Within AWS, we commonly divide services into the “data plane” and the “control plane.” The data plane is responsible for delivering real-time service while control planes are used to configure the environment. For example, Amazon EC2 instances, Amazon RDS databases, and Amazon DynamoDB table read/write operations are all data plane operations. In contrast, launching new EC2 instances or RDS databases, or adding or changing table metadata in DynamoDB are all considered control plane operations. While high levels of availability are important for all of these capabilities, the data planes typically have higher availability design goals than the control planes. Therefore workloads with high availability requirements should avoid run-time dependency on control plane operations.

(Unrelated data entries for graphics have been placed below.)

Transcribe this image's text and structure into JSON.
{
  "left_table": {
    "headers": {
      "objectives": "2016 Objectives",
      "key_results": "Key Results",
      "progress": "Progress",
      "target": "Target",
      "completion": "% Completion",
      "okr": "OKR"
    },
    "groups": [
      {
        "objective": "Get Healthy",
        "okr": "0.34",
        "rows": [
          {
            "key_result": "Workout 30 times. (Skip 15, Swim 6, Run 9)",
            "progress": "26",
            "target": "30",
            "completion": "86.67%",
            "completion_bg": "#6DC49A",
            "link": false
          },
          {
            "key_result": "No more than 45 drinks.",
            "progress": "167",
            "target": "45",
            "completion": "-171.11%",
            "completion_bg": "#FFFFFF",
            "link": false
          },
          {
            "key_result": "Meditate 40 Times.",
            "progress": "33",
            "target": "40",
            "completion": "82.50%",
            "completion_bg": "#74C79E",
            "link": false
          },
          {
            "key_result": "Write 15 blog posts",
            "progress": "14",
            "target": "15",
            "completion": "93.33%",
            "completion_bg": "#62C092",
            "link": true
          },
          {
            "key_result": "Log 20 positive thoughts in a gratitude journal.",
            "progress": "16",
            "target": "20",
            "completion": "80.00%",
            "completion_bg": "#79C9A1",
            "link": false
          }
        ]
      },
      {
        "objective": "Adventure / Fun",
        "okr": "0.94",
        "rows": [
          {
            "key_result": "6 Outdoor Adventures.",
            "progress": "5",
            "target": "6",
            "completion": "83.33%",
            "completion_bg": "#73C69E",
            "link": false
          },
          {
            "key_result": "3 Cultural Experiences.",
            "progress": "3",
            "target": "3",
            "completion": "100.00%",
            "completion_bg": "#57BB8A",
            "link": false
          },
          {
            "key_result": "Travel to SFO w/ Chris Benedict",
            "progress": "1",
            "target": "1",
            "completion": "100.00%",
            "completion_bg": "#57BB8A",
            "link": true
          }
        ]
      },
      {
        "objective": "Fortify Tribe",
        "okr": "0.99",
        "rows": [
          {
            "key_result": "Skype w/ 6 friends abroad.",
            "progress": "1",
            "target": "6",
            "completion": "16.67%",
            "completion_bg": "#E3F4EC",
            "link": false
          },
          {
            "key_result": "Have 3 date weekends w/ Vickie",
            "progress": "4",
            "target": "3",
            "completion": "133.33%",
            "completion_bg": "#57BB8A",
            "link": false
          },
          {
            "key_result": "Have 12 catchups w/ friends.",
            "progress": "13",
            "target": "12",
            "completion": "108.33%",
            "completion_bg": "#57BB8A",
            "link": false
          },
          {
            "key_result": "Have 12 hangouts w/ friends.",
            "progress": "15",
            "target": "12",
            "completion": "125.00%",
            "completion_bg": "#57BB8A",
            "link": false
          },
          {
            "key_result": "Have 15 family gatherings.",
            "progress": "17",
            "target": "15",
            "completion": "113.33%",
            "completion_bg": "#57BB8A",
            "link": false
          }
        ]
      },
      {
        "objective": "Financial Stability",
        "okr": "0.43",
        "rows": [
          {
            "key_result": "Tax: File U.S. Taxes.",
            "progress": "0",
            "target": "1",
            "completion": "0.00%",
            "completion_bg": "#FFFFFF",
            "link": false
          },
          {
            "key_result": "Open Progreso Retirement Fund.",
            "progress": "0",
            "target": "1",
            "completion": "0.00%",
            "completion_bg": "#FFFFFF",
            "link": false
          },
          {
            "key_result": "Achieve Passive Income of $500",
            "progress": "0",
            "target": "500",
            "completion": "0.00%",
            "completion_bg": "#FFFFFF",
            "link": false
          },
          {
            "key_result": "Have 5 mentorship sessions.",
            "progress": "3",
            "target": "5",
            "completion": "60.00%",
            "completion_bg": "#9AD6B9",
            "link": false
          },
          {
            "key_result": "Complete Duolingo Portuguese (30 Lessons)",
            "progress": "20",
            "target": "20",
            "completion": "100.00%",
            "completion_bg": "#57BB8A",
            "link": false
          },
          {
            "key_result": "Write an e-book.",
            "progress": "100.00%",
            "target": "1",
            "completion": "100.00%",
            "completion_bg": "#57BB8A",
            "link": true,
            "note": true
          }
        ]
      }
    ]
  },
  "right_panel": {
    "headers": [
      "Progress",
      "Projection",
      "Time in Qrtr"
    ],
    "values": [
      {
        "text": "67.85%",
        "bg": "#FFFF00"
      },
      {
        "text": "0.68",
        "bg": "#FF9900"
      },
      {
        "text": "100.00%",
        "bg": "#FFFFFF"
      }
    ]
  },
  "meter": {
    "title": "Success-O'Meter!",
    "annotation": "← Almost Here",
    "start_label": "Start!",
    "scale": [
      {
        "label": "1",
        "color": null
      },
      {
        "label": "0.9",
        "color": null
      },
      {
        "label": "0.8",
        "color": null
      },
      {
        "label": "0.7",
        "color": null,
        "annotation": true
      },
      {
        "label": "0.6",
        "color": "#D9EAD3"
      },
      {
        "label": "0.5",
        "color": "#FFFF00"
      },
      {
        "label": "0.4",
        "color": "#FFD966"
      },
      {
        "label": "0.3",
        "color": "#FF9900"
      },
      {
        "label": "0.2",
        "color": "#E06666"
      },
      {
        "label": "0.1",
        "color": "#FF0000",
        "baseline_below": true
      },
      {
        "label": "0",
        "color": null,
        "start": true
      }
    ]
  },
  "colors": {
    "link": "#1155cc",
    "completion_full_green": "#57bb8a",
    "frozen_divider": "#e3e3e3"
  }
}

Many AWS customers take a similar approach to critically evaluating their applications and identifying subcomponents with different availability needs. Availability design goals are then tailored to the different aspects, and the appropriate work efforts are executed to engineer the system. AWS has significant experience engineering applications with a range of availability design goals, including services with 99.999% or greater availability. AWS Solution Architects (SAs) can help you design appropriately for your availability goals. Involving AWS early in your design process improves our ability to help you meet your availability goals. Planning for availability is not only done before your workload launches. It’s also done continuously to refine your design as you gain operational experience, learn from real world events, and endure failures of different types. You can then apply the appropriate work effort to improve upon your implementation.

The availability needs that are required for a workload must be aligned to the business need and criticality. By first defining business criticality framework with defined RTO, RPO, and availability, you can then assess each workload. Such an approach requires that the people involved in implementation of the workload are knowledgeable of the framework, and the impact their workload has on business needs.